“We have a great idea that so much better than [XYZ established market leader], why can’t we get money from venture investors?
That’s a frustration of first timers, a very irritating and difficult hurdle to overcome.
Let’s take a look at what tips we can get from serial entrepreneurs about what to do about it.
TIPS FOR YOU
- BETTER is a BAD WORD. Success comes from doing something very different, so different that it needs a name for the new thing it's all about. “Augmented reality” and “virtual reality” are examples of names given to new markets known as new categories.
- INVENT gets more attention than JOIN. Joining means competitors are already ahead of you and you’ll have to be superior to overtake the leader of the new category (that has by then been named). Venture investors will listen to such ideas, but with caution. They would rather hear you present an idea for a category lacking a name, so fresh that you have the opportunity to quickly take over the leadership position and be associated with the name (Google = search).
- GAME CHANGER gets attention, not GOOD IDEA. Uber is a game changer, ride sharing the category. Cheaper rides from non-professional drivers misses the point, does not get the money, and lags behind. Same with a service aimed at ride sharing for commuters and students crossing the country (how Lyft began).
- FLANKING wins, ATTACKING is death. Once a market leader is established in a category, it’s time to find another market segment, one that is not yet dominated by one or two competitors. Unfortunately most spectator sports strategies are focused on attacking a weakness in the competing team. That breeds people expecting to do the same with their startups. It results in blood all over the carpet, lots of startup body bags. Savvy serial entrepreneurs know instead they must flank into un-contested territory, a space open to them without encountering a giant in the way.

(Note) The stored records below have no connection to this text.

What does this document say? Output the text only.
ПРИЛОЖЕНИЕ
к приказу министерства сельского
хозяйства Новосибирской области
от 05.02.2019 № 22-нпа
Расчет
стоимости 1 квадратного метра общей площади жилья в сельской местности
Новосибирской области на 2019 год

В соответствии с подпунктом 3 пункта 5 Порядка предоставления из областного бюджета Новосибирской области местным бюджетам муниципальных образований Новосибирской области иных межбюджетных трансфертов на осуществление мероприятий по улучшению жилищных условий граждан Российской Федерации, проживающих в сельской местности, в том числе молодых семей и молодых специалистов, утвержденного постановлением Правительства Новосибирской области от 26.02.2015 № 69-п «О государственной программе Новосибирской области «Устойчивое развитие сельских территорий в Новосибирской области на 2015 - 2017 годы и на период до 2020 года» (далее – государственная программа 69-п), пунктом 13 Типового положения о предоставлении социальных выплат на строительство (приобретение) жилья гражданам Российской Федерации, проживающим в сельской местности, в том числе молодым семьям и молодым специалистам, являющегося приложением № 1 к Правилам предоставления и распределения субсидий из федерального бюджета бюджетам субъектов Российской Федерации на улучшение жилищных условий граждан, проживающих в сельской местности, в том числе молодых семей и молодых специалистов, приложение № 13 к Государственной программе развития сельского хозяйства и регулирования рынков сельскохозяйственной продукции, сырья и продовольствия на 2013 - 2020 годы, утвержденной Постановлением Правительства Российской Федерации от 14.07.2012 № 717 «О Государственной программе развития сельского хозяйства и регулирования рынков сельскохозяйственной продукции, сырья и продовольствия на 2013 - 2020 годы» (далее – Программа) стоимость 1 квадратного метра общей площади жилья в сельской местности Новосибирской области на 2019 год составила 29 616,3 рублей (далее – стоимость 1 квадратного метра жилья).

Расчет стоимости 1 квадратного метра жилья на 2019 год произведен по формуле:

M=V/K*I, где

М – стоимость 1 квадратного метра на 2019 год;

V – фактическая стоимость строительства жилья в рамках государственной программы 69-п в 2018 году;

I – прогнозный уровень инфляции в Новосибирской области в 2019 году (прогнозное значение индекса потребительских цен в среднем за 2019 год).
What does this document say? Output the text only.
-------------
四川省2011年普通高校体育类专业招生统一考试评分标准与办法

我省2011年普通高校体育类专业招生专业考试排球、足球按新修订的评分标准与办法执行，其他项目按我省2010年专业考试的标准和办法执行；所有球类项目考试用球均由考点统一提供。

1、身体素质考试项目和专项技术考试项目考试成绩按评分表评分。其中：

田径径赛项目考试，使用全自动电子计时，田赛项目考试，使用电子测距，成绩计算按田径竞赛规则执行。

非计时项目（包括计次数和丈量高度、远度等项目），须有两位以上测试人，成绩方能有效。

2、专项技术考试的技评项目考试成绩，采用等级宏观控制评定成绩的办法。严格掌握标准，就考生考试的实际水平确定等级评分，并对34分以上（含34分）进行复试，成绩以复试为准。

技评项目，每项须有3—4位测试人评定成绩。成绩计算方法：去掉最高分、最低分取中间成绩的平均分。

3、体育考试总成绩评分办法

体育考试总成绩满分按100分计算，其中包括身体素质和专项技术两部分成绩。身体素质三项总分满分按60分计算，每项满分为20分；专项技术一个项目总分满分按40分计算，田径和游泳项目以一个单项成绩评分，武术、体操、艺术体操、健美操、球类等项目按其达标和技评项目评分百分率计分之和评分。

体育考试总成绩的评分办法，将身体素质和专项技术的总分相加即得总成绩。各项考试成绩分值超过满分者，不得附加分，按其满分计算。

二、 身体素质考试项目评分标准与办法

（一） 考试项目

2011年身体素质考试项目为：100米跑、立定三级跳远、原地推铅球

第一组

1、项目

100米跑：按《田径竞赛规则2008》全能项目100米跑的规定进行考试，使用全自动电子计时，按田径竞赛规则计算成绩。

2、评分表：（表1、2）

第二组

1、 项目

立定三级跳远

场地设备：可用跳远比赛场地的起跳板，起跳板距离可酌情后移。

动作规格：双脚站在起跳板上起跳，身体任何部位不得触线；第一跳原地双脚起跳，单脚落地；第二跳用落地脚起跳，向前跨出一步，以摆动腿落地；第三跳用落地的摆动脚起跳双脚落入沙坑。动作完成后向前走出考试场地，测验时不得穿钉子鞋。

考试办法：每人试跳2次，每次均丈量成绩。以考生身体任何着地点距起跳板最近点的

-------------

- HUGE is desired, BIG is not. Your idea should aim to play in a space so huge that many segments will be formed with enough room for giants to compete. That gets venture investors salivating. Words like big – or worse niche – are signals that your idea is too tiny to be worth the risk of investing in. Talented people will pass on your offer of employment. Bloggers will be bored and write about someone else.
BOTTOM LINE: Serial entrepreneurs can smell a new market category forming before it is formed. They eagerly follow the scent as they form a plan for a new enterprise in the new space. The exact name is not important, spotting the opportunity before giants emerge is. That’s your challenge. When you can do that, you’ll have gained a priceless skill. It’s central to building an unfair advantage. Others have done it, so can you.
I wish you The Best on your Adventure!